To prove ownership of a coin: B must now also prove that he has the random number that hashes to that value. Now, A will wait until data is available before she gives B the pre-image. As soon as Bob gets the pre-image he broadcasts it to the rest of the network.
If A attempts to exit, we only slash her deposit if the pre-image of her committed hash is revealed by someone.
What’s nice about this scheme is also that no one else can generate a proof of ownership if A is still the real owner, even if the operator misbehaves. A is in complete control of her coin, regardless of the operator’s actions. We can still disincentivise dishonest withdrawals by slashing balances.
This seems equivalent to what I call a “confirm message” in minimal viable plasma; though there is an important optimization here: you just need to reveal a hash preimage instead of verifying a signature.
Has anyone written about how operators of Plasma Cash take fees? I immediately see a few possibilities:
Here’s a very simple proposal:
Every transaction must include a “total fee” in its body. The Plasma chain operator only accepts transactions if their total fee exceeds that of their parent tx, and prioritizes by total_fee - parent_total_fee. When a coin is withdrawn, the amount that can be withdrawn is equal to deposit_size - total_fee.
Though this certainly would ruin nice clean exact-denomination coins.
Another missing alternative here is transaction fees through channel payments.
One potential complexity I see with this construction is the realization of fees. Operators could “exit” on a fee by referencing a specific coin. We’d have to also maintain a mapping on the root chain of coin IDs to total fee claimed. The owner of that coin could then challenge if they prove that latest total_fee - total_fee_claimed is less than sum of all fees claimed on that coin by the operator.
This works for a single operator but becomes more complex if the chain is operated in some way that different operators claim fees individually.
But it definitely does ruin clean exact-denomination coins.
Another possibility is accepting a fee from a separate “fee balance” on the root chain. You’d deposit X ETH (or whatever) into the root contract specifically to be used for fees. Each Plasma Cash tx would specify a fee. Users can then only ever withdraw the fee balance minus the total fees they’ve specified on each transaction. This is never more than what they’ve deposited initially.

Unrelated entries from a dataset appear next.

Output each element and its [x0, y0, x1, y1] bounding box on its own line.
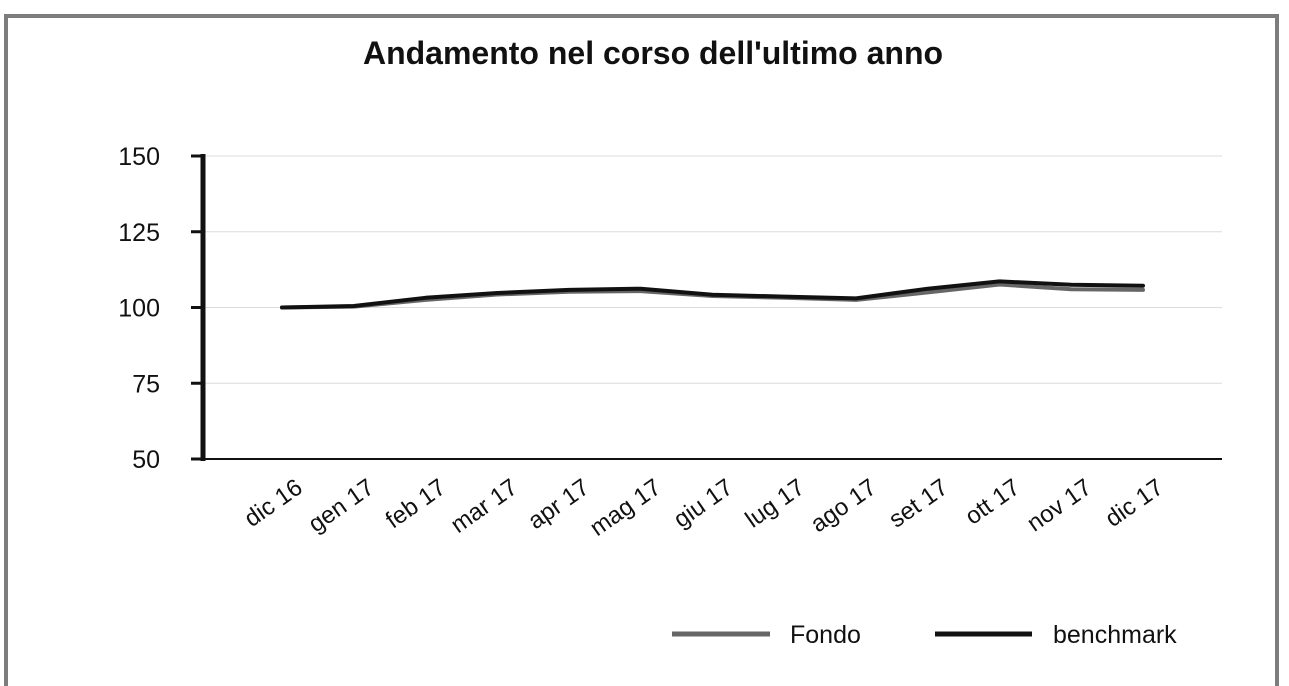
x-tick-label: ott 17 — [960, 474, 1025, 531]
y-tick-label: 125 — [118, 219, 160, 247]
y-tick-labels: 150 125 100 75 50 — [118, 143, 160, 474]
x-tick-label: mar 17 — [446, 474, 523, 539]
series-lines — [280, 279, 1145, 310]
x-tick-label: apr 17 — [523, 474, 594, 535]
y-tick-label: 75 — [132, 370, 160, 398]
y-tick-label: 100 — [118, 295, 160, 323]
y-tick-label: 150 — [118, 143, 160, 171]
x-tick-label: feb 17 — [381, 474, 451, 534]
legend-label-benchmark: benchmark — [1053, 621, 1177, 649]
x-tick-label: lug 17 — [741, 474, 810, 534]
x-tick-label: set 17 — [884, 474, 953, 534]
chart-frame — [4, 14, 1279, 686]
x-tick-label: ago 17 — [806, 474, 882, 538]
y-tick-label: 50 — [132, 446, 160, 474]
legend: Fondo benchmark — [672, 621, 1177, 649]
x-tick-label: dic 17 — [1100, 474, 1168, 533]
x-tick-label: gen 17 — [304, 474, 380, 538]
x-tick-label: giu 17 — [669, 474, 738, 534]
legend-label-fondo: Fondo — [790, 621, 861, 649]
x-tick-label: dic 16 — [239, 474, 307, 533]
x-tick-label: nov 17 — [1022, 474, 1097, 537]
series-line-benchmark — [280, 279, 1145, 310]
line-chart: Andamento nel corso dell'ultimo anno 150… — [118, 35, 1222, 649]
x-tick-label: mag 17 — [585, 474, 666, 542]
axes — [191, 154, 1222, 461]
chart-title: Andamento nel corso dell'ultimo anno — [363, 35, 943, 71]
gridlines — [203, 155, 1222, 384]
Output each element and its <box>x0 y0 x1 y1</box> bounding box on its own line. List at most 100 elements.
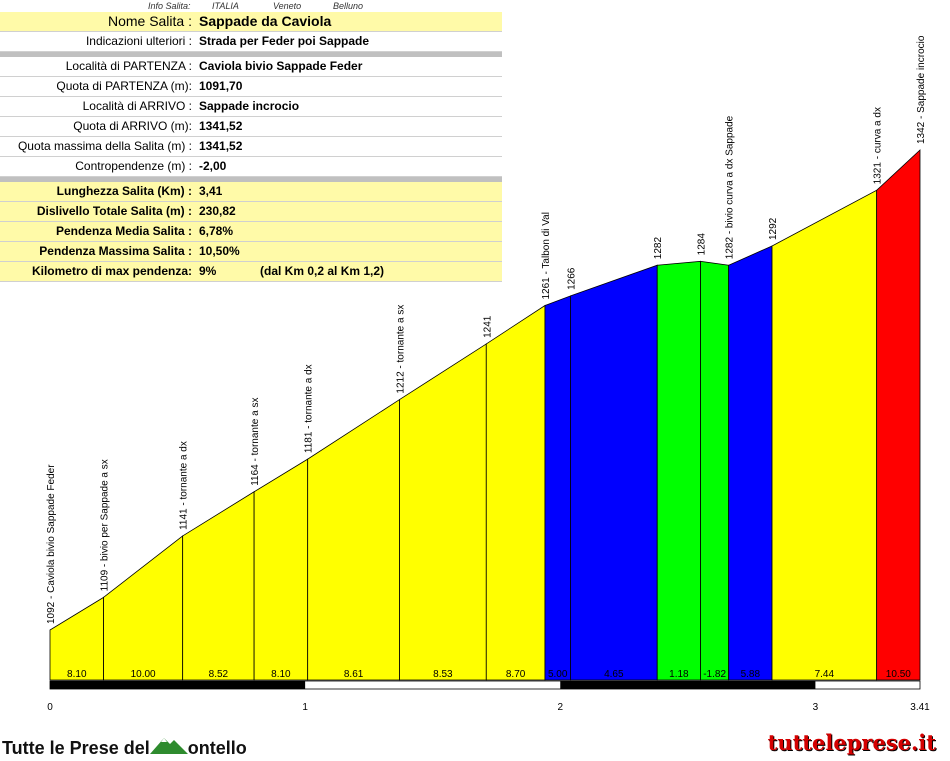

A withdrawal from the fee balance would be followed by a challenge period where anyone can prove that the total fees specified by the user is greater than the total fees the user claims to have specified. Operators are the only ones harmed if a user tries to withdraw more than they’re allowed to withdraw because withdrawals can never exceed the current fee balance. Operators already have to validate the entire chain, so they’d have the information required to challenge. Operators just wouldn’t accept a transaction if the user tries to specify a fee that’s greater than their current available fee balance.
Other options:
I think payment channels and cross-chain atomic swaps are pretty difficult on Plasma Cash (even if the spending conditions supported time locks and hash locks) because the channel operator has the power to both censor transactions and withhold data (i.e. a revealed preimage). But I guess you could use a regular ETH payment channel and forget atomicity because the fee amounts are so small.